The play offers very little history of the pragmatic and single-minded Rev. Brace (Thomas-David McDonald), who is doing God’s work and saving the taxpayers money. Especially when the show wants to tell several children's stories as well. Grace Clary as Bridget Flynn and Robert Hager and Barney Reynolds stand out among a group of brilliantly talented young actors. The conflicts of dashed hopes, disappointments, and adjustment to new realities, both good and bad, fill this show with multiple lives extending in many directions. We share their moments of joy and pain through revealing, emotional songs and dialogue.

The children are worldly wise and cynical from street life. However they’re still vulnerable to leering, lecherous, manipulating adults.
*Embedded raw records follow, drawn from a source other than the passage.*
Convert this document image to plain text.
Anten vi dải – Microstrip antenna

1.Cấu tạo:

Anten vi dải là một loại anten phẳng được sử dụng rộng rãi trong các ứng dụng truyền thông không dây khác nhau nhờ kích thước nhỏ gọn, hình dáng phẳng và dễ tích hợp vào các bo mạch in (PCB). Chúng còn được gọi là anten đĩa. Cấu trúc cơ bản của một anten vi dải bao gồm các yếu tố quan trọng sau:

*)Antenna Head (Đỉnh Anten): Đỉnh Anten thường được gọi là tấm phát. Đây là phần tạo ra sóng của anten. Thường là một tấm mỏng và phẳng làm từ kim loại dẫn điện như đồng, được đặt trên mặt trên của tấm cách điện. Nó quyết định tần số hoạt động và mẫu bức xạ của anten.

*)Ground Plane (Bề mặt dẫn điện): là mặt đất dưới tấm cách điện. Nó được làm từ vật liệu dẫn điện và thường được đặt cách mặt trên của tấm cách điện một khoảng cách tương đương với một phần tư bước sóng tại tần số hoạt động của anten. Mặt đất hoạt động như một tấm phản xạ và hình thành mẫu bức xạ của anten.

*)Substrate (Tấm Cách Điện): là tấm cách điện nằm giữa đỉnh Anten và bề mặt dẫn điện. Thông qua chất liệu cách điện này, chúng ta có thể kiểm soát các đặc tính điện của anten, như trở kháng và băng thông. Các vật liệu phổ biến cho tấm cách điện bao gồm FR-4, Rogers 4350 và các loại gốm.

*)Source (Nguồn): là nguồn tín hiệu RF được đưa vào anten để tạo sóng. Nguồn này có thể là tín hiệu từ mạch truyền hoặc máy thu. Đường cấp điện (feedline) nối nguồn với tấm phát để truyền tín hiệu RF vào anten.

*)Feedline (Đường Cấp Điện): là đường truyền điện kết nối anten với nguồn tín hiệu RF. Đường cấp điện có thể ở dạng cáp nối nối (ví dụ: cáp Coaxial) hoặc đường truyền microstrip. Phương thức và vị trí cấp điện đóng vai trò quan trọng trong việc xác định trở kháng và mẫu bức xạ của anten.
Miss Pemberton (Katie E. Tomlinson), a dedicated Children’s Aid Society social worker wavers from the mission, then returns to the commitment. She is notable for her grace with the children and her restrained anger at adults.

The problem for me with this show is that its morality gets in the way of its reality. Among the six children featured, the show highlights the negative experiences of a sexually exploited teenage girl and a gullible and violent teenage boy. They may be “surplus children” who need help, however they’re also teenagers who must learn life’s lessons the same way as the rest of us. We don’t learn anything about them other than that they are victims of adults. Is there a perfect world for children, especially teenagers? Perhaps fewer children’s stories would have given this very capable play the depth this issue deserves.

In the end it’s the children who make this musical a worthy experience. With their poignant songs and stage innocence they make this a message play about the condition of children throughout history. Ultimately, children will be victims unless they have families or dedicated advocates to protect them. Just look at the world’s streets today.